The Olympic gymnasts Jordyn Wieber and Aly Raisman were in a Michigan court on Friday to add their voices to the statements of women and girls who said they were victims of Lawrence G. Nassar, the former doctor for the United States national women’s gymnastics team who pleaded guilty to molestation charges in November.
Ms. Wieber was a member of the U.S. Women’s Gymnastics team at the 2012 Summer Olympics, where she won a gold medal in the team competition.
“I had no idea he was sexually abusing me for his own benefit,” Ms. Wieber said. “To this day, I still don’t know how he could’ve been allowed to do this for so long,” she said, wiping tears away.
“I’m angry with myself for not recognizing the abuse and that’s something I’m struggling with today,” she said.
It was the fourth day that dozens of women and girls spoke to the courtroom — and Dr. Nassar directly — as part of sentencing proceedings in Ingham County Circuit Court in Michigan. On Friday, Judge Rosemarie Aquilina announced that at least 120 victims’ statements would be read, and more were being added every day. Dr. Nassar’s sentencing, which had been tentatively expected on Friday, would be delayed until at least Tuesday to allow them all to be heard, the judge said.
Continue reading the main storySome of the victims this week have spoken of how he made them change into loose shorts that he kept in his examining room, how he squinted his eyes tightly closed as he was touching them.
They spoke of their discomfort and pain during the abuse, but also their confusion. There were signed photographs of elite athletes on the walls, and he positioned their bodies so that a parent in the room could not see what he was doing, they said.

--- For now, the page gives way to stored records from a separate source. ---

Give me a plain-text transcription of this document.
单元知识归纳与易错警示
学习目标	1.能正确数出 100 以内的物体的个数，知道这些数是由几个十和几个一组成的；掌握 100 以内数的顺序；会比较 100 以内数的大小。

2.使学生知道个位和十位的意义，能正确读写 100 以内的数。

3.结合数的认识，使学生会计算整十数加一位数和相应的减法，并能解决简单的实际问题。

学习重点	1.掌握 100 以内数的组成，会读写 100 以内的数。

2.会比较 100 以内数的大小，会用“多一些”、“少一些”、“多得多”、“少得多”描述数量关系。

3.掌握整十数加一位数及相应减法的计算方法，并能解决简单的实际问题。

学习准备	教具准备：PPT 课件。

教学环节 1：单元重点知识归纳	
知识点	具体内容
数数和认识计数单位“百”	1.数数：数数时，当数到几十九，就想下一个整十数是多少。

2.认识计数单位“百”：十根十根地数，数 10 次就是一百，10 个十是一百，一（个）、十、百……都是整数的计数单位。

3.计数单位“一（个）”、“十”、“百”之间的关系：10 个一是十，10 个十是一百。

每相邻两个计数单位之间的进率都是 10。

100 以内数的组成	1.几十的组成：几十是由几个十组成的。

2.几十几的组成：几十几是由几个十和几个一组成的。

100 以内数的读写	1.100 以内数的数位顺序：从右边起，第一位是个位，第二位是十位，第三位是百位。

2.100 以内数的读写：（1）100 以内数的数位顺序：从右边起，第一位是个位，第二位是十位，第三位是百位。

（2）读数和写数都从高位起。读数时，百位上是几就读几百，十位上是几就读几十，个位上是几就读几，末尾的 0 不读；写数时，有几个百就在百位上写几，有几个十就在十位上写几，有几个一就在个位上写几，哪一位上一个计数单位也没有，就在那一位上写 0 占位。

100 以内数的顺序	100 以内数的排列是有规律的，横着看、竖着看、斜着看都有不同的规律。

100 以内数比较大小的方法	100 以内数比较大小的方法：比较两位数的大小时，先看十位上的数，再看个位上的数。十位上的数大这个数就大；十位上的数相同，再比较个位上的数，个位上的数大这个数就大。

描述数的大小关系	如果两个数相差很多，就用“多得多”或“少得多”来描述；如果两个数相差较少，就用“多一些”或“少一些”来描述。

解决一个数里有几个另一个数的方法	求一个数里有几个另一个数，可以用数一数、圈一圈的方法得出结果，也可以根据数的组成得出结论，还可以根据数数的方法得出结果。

On Friday, Kara Johnson, now a high school student, spoke about how she was taken to Dr. Nassar for back and hip treatment when she was a 13-year-old cross country track athlete and placed her on a table on her stomach and then molested her.
He left the room, returned with a lubricant, and repeated the abuse. He then smacked her on her “bare butt,” called her “sweetie” and told her that if she ever had her period when she came to see him, to be sure to let him know, she said.
“How was I supposed to know at the age of 13 what was medically acceptable and what the boundaries were,” she said.

Her sister Madeline was also abused. Now 15, she told the court that as a 12-year-old gymnast, she was sent to Dr. Nassar for back treatment and underwent the same abuse. “At only 12 years old, I had no idea that it was inappropriate, illegal and wrong.”
Marie Anderson, another woman who spoke, was a patient as a 15-year-old swimmer who went to see him for back problems when, she said, he penetrated her with his fingers.
Now a graduate of Michigan State University, Ms. Anderson said: “I am disgusted to my core that this man was able to harm so many under their responsibility.”
On Thursday, Dr. Nassar told Judge Aquilina that it was difficult for him to hear the victims’ statements. She was unmoved.
“Spending four or five days listening to them is significantly minor, considering the hours of pleasure you had at their expense and ruining their lives,” the judge replied.
On Thursday, McKayla Maroney, 22, another Olympic gymnast, said she had “scars” that may never heal after being abused by Dr. Nassar as a teenager, starting when she was 13 or 14.
“Dr. Nassar was not a doctor,” she said in a statement read for her by a prosecutor. “He in fact is, was, and forever shall be a child molester, and a monster of a human being. End of story.”
The impact of the trial, and Dr. Nassar’s history of assault, is spreading well beyond the courtroom.
The national governing body for gymnastics said on Thursday it would cut ties with Karolyi Ranch, a renowned training facility that was one of the places where Dr. Nassar had molested the gymnasts.
Michigan State University, which employed Dr. Nassar, was facing increasing pressure after revelations that 14 people, including the president, Lou Anna K. Simon, had been warned about his conduct.
The State News, the student newspaper at Michigan State University, called for Ms. Simon and others to step down in an editorial on Thursday.
“All enablers at MSU need to resign,” the students wrote.